At present, 20,000 people have had to leave their homes. Since November 2016, eight communities have been burned down, 70 were raided and 25 were abandoned, forcing the inhabitants to seek refuge on farms and in forests. Based on statistics and estimates of local and international human rights organizations, more than 200 civilians (not only Catholics) have been killed, including women and children, within the boundaries of the Buea Diocese.

This sociopolitical crisis has badly disrupted the local Church’s pastoral life. About 10 parishes and mission stations have been forced to suspend their pastoral work. Several parishes have been attacked during fighting between government security forces and pro-independence fighters. Priests have also been threatened. The brutal killing of Father Alexander Sob of Bomaka Parish in July 2018 in the Muyuka deanery is but one example.

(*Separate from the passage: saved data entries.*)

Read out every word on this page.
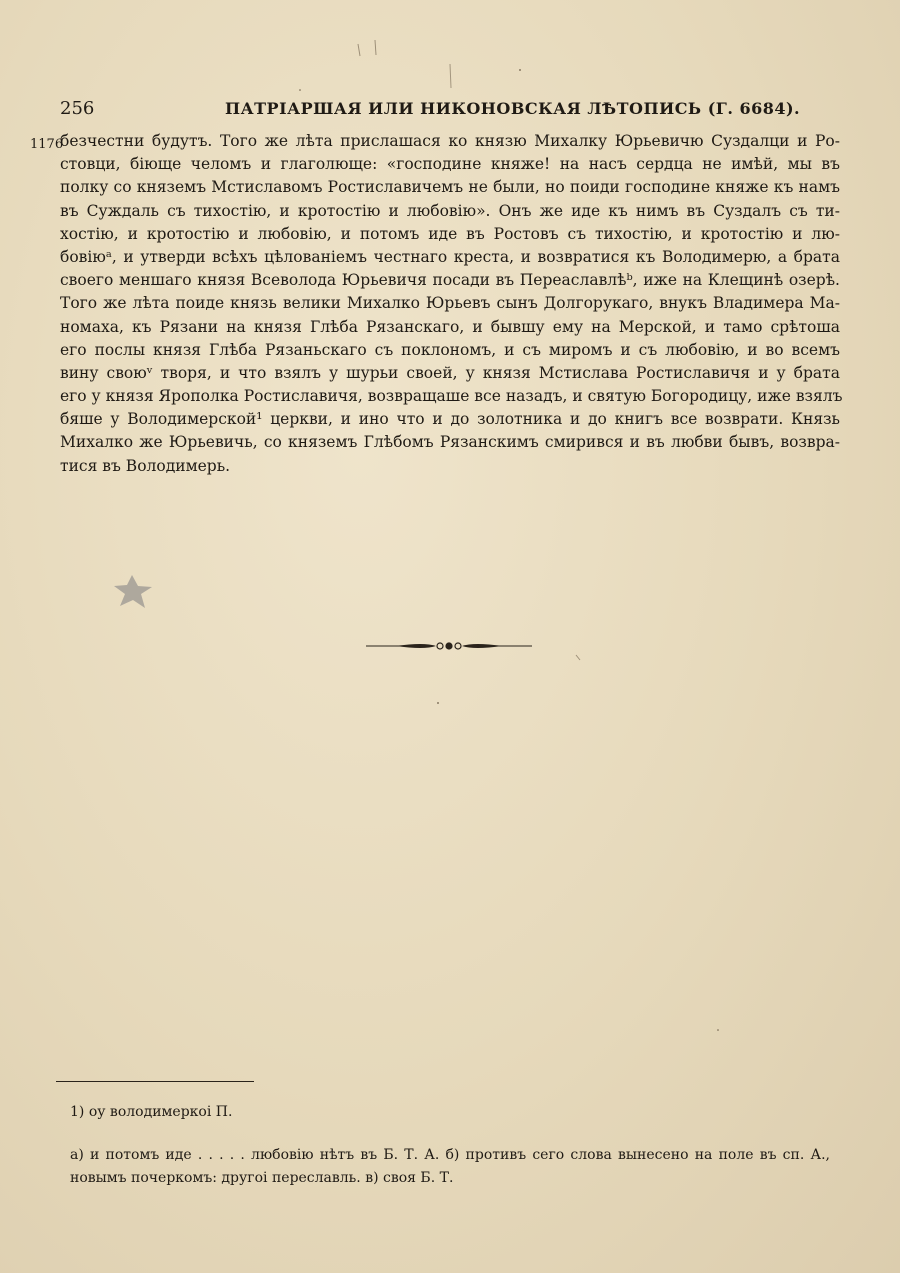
256	ПАТРІАРШАЯ ИЛИ НИКОНОВСКАЯ ЛѢТОПИСЬ (Г. 6684).
1176
безчестни будутъ. Того же лѣта прислашася ко князю Михалку Юрьевичю Суздалци и Ро-
стовци, біюще челомъ и глаголюще: «господине княже! на насъ сердца не имѣй, мы въ
полку со княземъ Мстиславомъ Ростиславичемъ не были, но поиди господине княже къ намъ
въ Суждаль съ тихостію, и кротостію и любовію». Онъ же иде къ нимъ въ Суздалъ съ ти-
хостію, и кротостію и любовію, и потомъ иде въ Ростовъ съ тихостію, и кротостію и лю-
бовіюᵃ, и утверди всѣхъ цѣлованіемъ честнаго креста, и возвратися къ Володимерю, а брата
своего меншаго князя Всеволода Юрьевичя посади въ Переаславлѣᵇ, иже на Клещинѣ озерѣ.
Того же лѣта поиде князь велики Михалко Юрьевъ сынъ Долгорукаго, внукъ Владимера Ма-
номаха, къ Рязани на князя Глѣба Рязанскаго, и бывшу ему на Мерской, и тамо срѣтоша
его послы князя Глѣба Рязаньскаго съ поклономъ, и съ миромъ и съ любовію, и во всемъ
вину своюᵛ творя, и что взялъ у шурьи своей, у князя Мстислава Ростиславичя и у брата
его у князя Ярополка Ростиславичя, возвращаше все назадъ, и святую Богородицу, иже взялъ
бяше у Володимерской¹ церкви, и ино что и до золотника и до книгъ все возврати. Князь
Михалко же Юрьевичь, со княземъ Глѣбомъ Рязанскимъ смирився и въ любви бывъ, возвра-
тися въ Володимерь.
1) оу володимеркоі П.
а) и потомъ иде . . . . . любовію нѣтъ въ Б. Т. А. б) противъ сего слова вынесено на поле въ сп. А.,
новымъ почеркомъ: другоі переславль. в) своя Б. Т.
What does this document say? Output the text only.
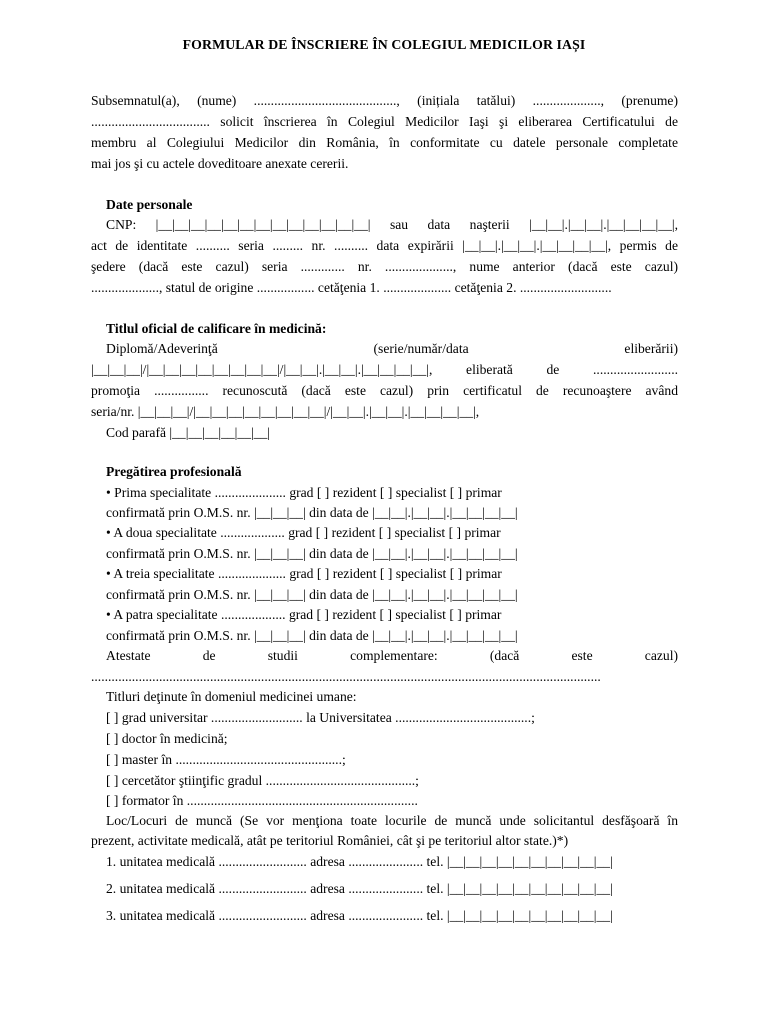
FORMULAR DE ÎNSCRIERE ÎN COLEGIUL MEDICILOR IAȘI
Subsemnatul(a), (nume) .........................................., (inițiala tatălui) ...................., (prenume)
................................... solicit înscrierea în Colegiul Medicilor Iaşi şi eliberarea Certificatului de
membru al Colegiului Medicilor din România, în conformitate cu datele personale completate
mai jos şi cu actele doveditoare anexate cererii.
Date personale
CNP: |__|__|__|__|__|__|__|__|__|__|__|__|__| sau data naşterii |__|__|.|__|__|.|__|__|__|__|,
act de identitate .......... seria ......... nr. .......... data expirării |__|__|.|__|__|.|__|__|__|__|, permis de
şedere (dacă este cazul) seria ............. nr. ...................., nume anterior (dacă este cazul)
...................., statul de origine ................. cetăţenia 1. .................... cetăţenia 2. ...........................
Titlul oficial de calificare în medicină:
Diplomă/Adeverinţă (serie/număr/data eliberării)
|__|__|__|/|__|__|__|__|__|__|__|__|/|__|__|.|__|__|.|__|__|__|__|, eliberată de .........................
promoţia ................ recunoscută (dacă este cazul) prin certificatul de recunoaştere având
seria/nr. |__|__|__|/|__|__|__|__|__|__|__|__|/|__|__|.|__|__|.|__|__|__|__|,
Cod parafă |__|__|__|__|__|__|
Pregătirea profesională
• Prima specialitate ..................... grad [ ] rezident [ ] specialist [ ] primar
confirmată prin O.M.S. nr. |__|__|__| din data de |__|__|.|__|__|.|__|__|__|__|
• A doua specialitate ................... grad [ ] rezident [ ] specialist [ ] primar
confirmată prin O.M.S. nr. |__|__|__| din data de |__|__|.|__|__|.|__|__|__|__|
• A treia specialitate .................... grad [ ] rezident [ ] specialist [ ] primar
confirmată prin O.M.S. nr. |__|__|__| din data de |__|__|.|__|__|.|__|__|__|__|
• A patra specialitate ................... grad [ ] rezident [ ] specialist [ ] primar
confirmată prin O.M.S. nr. |__|__|__| din data de |__|__|.|__|__|.|__|__|__|__|
Atestate de studii complementare: (dacă este cazul)
......................................................................................................................................................
Titluri deţinute în domeniul medicinei umane:
[ ] grad universitar ........................... la Universitatea ........................................;
[ ] doctor în medicină;
[ ] master în .................................................;
[ ] cercetător ştiinţific gradul ............................................;
[ ] formator în ....................................................................
Loc/Locuri de muncă (Se vor menţiona toate locurile de muncă unde solicitantul desfăşoară în
prezent, activitate medicală, atât pe teritoriul României, cât şi pe teritoriul altor state.)*)
1. unitatea medicală .......................... adresa ...................... tel. |__|__|__|__|__|__|__|__|__|__|
2. unitatea medicală .......................... adresa ...................... tel. |__|__|__|__|__|__|__|__|__|__|
3. unitatea medicală .......................... adresa ...................... tel. |__|__|__|__|__|__|__|__|__|__|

Not only the pastoral work but also the diocese’s educational activities have been hampered; 40 Catholic primary schools have been closed since 2016. Others have been attacked and vandalized, plus armed civilians assaulted the iconic St. Joseph’s College Sasse in Buea. About 20 people, including students and teachers, were injured in the attack, which forced the temporary closure of Catholic educational insitutions in the diocese.

Diocesan medical centers such as Mt. Mary Hospital Buea and Regina Pacis Hospital Muntengene have witnessed a drastic fall in the number of patients. This has been largely due to the mass exodus of people to other areas. ACN’s sources report that state security forces have entered Catholic medical centers with firearms in search of suspected pro-independence fighters undergoing treatment. There have been cases of women giving birth without any medical attention.

The sources predict severe food shortages and rising prices due to the fact that farmers are forced to leave their villages and farmland. Threats to food security, malnutrition and other health-related problems look to be inevitable in the near future. The current crisis began to escalate in the diocese in October 2016 when Cameroon’s security/defense forces used live ammunition during protests by the population of the Anglophone regions in the southwest and northwest of the country, who feel marginalized by Cameroon’s French-speaking authorities. They accuse them of imposing the French language and traditions, and demand greater autonomy and respect for their customs.

Sources report that in the face of all these challenges the clergy and the faithful in the Diocese of Buea continue to show perseverance and great faith in observing their pastoral commitments.

Aid to the Church in Need has supported in the Diocese of Buea with more than 20 projects in the last 25 years. In 2018 most of ACN’s help was dedicated to female religious congregations affected by the crisis.